They need to add a relationship status option on fb that says "having the baby of..."
We just made mixed drinks in the bathroom of burger king. This is sad.
i have to get rid of the hedgehog.
Does it come with a cage?
yes. and food and toys.
i'll trade you an 8th for it
deal.
Just saw a woman in a hospital gown with a Steelers jersey on top smoking a cigarette while hooked up to an IV outside of the hospital. I love Pittsburgh.
It took all the strength I had tto sit at my desk and not tear off my business attire and run screaming from adulthood and flourescent lights.

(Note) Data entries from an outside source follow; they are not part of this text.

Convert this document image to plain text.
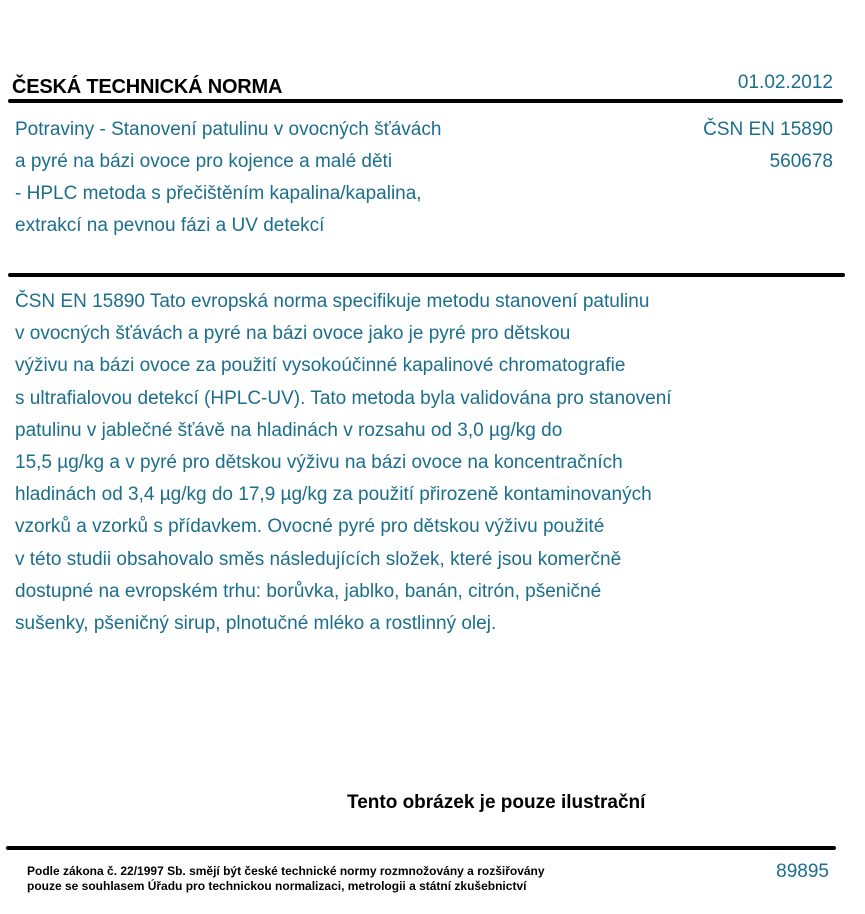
ČESKÁ TECHNICKÁ NORMA	01.02.2012
Potraviny - Stanovení patulinu v ovocných šťávách
a pyré na bázi ovoce pro kojence a malé děti
- HPLC metoda s přečištěním kapalina/kapalina,
extrakcí na pevnou fázi a UV detekcí
ČSN EN 15890
560678
ČSN EN 15890 Tato evropská norma specifikuje metodu stanovení patulinu
v ovocných šťávách a pyré na bázi ovoce jako je pyré pro dětskou
výživu na bázi ovoce za použití vysokoúčinné kapalinové chromatografie
s ultrafialovou detekcí (HPLC-UV). Tato metoda byla validována pro stanovení
patulinu v jablečné šťávě na hladinách v rozsahu od 3,0 µg/kg do
15,5 µg/kg a v pyré pro dětskou výživu na bázi ovoce na koncentračních
hladinách od 3,4 µg/kg do 17,9 µg/kg za použití přirozeně kontaminovaných
vzorků a vzorků s přídavkem. Ovocné pyré pro dětskou výživu použité
v této studii obsahovalo směs následujících složek, které jsou komerčně
dostupné na evropském trhu: borůvka, jablko, banán, citrón, pšeničné
sušenky, pšeničný sirup, plnotučné mléko a rostlinný olej.
Tento obrázek je pouze ilustrační
Podle zákona č. 22/1997 Sb. smějí být české technické normy rozmnožovány a rozšiřovány
pouze se souhlasem Úřadu pro technickou normalizaci, metrologii a státní zkušebnictví
89895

From the same High Brittany who brought you such thoughts as, "Fuck, am I wearing shoes?" Comes High Brittany on a date! Stay tuned. This will be interesting.
I need to be more functional. That doesn't mean I'm going to drink less, I just need to wake up and shit
I think it's a scientific achievement that I can make jelly that is 95% vodka so suck it up.
she pointed to my dick and said you are going to save the world
We had sex and he ended up in the hospital... don't know if I should be worried or proud.
I just did a shot of Jameson and two shots of cuervo. Note: this is the moment things went down hill
i knew my hormones were back to normal when i went to ikea and didn't want to fuck any of the workers
Are ropes allowed in during conjugals?
so third time im replacing the batteries on my vibrator in 2 months #sosingle....on another note though, black beauty is raring to go
Once upon a time I threw up in my own hands last night.